Convocó a todos los nobles, desde el chambelán hasta el último gobernador, a los cadíes y alfaquíes de al-Ándalus, al pueblo, y ante todos lo designó como heredero y sucesor en el emirato de España. A continuación, todos pasaron ante él para rendirle obediencia y sumisión, tras lo cual se pronunciaron las oraciones en todas las mezquitas.
¿Qué le quedaba por hacer al cruel al-Hakam? ¿Tal vez congraciarse con los alfaquíes, con el pueblo, hacerles olvidar todo lo pasado? Sí. Eso estaba muy bien, pero ¿cómo hacerlo? ¿Tal vez regalando a las gentes alguna pequeña parte de su inmenso tesoro? ¿Quizá acercándose a ellos con piedad, con la dulzura que nunca tuvo?
Pues se le ocurrió otra faena de inmensa crueldad. ¿No había sido el comes Rabi, jefe de la comunidad cristiana de Córdoba su amigo y confidente? ¿No es verdad que todos lo odiaban porque era el encargado de ejecutar las órdenes más crueles que le dictaba el emir?
Un día, pensando que con ello daba gusto al populacho en Córdoba, ordenó a su hijo ‘Abd ar-Rahmān que lo mandara crucificar, para no variar, boca abajo, y ser clavada su cruz en un lugar que todos lo vieran en las orillas del Guadalquivir.
La tortura del comes Rabi y su posterior crucifixión fue una especie de festejo en Córdoba. Estaban todos allí, contemplando el espectáculo, contentos al ver la crueldad del emir ensañarse en la persona que más daño les había hecho después del propio al-Hakam. Más de uno pensaría que hubiera sido un gustazo que lo crucificaran a él a continuación.
Pero ya no valía la pena. Al-Hakam iba a morir.
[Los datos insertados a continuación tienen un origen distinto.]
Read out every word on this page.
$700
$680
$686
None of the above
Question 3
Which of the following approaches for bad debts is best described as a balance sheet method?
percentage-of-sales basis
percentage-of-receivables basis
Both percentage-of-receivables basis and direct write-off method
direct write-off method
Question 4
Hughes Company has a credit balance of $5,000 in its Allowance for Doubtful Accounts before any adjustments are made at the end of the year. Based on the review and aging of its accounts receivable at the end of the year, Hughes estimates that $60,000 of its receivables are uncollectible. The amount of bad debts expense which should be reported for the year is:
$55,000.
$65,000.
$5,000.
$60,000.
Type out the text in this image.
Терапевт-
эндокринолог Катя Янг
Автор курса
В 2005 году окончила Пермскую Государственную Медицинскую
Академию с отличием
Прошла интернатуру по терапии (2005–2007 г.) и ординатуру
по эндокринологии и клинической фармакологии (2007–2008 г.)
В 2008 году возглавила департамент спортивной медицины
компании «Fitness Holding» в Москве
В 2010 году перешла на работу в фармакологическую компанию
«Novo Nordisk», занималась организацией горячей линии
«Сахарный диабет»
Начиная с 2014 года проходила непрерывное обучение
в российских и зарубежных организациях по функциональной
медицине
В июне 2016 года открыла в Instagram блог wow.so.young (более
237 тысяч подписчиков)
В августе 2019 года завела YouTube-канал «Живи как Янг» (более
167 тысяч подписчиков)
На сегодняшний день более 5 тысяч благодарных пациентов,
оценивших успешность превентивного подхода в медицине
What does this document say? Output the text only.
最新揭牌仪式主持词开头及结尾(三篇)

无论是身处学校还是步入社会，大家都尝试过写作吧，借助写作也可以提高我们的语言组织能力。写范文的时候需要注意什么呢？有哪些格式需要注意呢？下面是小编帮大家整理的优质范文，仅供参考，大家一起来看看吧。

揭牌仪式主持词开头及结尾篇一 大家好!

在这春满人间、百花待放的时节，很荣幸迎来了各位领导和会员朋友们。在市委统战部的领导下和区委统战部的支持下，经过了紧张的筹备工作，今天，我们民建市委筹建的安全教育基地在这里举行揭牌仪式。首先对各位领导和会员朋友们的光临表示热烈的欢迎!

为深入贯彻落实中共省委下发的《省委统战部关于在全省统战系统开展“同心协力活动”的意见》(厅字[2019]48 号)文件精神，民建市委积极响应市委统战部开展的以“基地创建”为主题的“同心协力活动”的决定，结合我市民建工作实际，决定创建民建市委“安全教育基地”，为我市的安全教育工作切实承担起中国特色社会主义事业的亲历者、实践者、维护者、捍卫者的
El emir falleció en su cama entre las oraciones del mediodía y de la tarde, cuando faltaban siete días para que terminara el mes de mayo del año 206. Su hijo rezó por él, falta le hacía, y fue enterrado en el sepulcro real dentro del Alcázar, en un lugar conocido como la Rauda, un jardín precioso que le sirvió de sepulcro.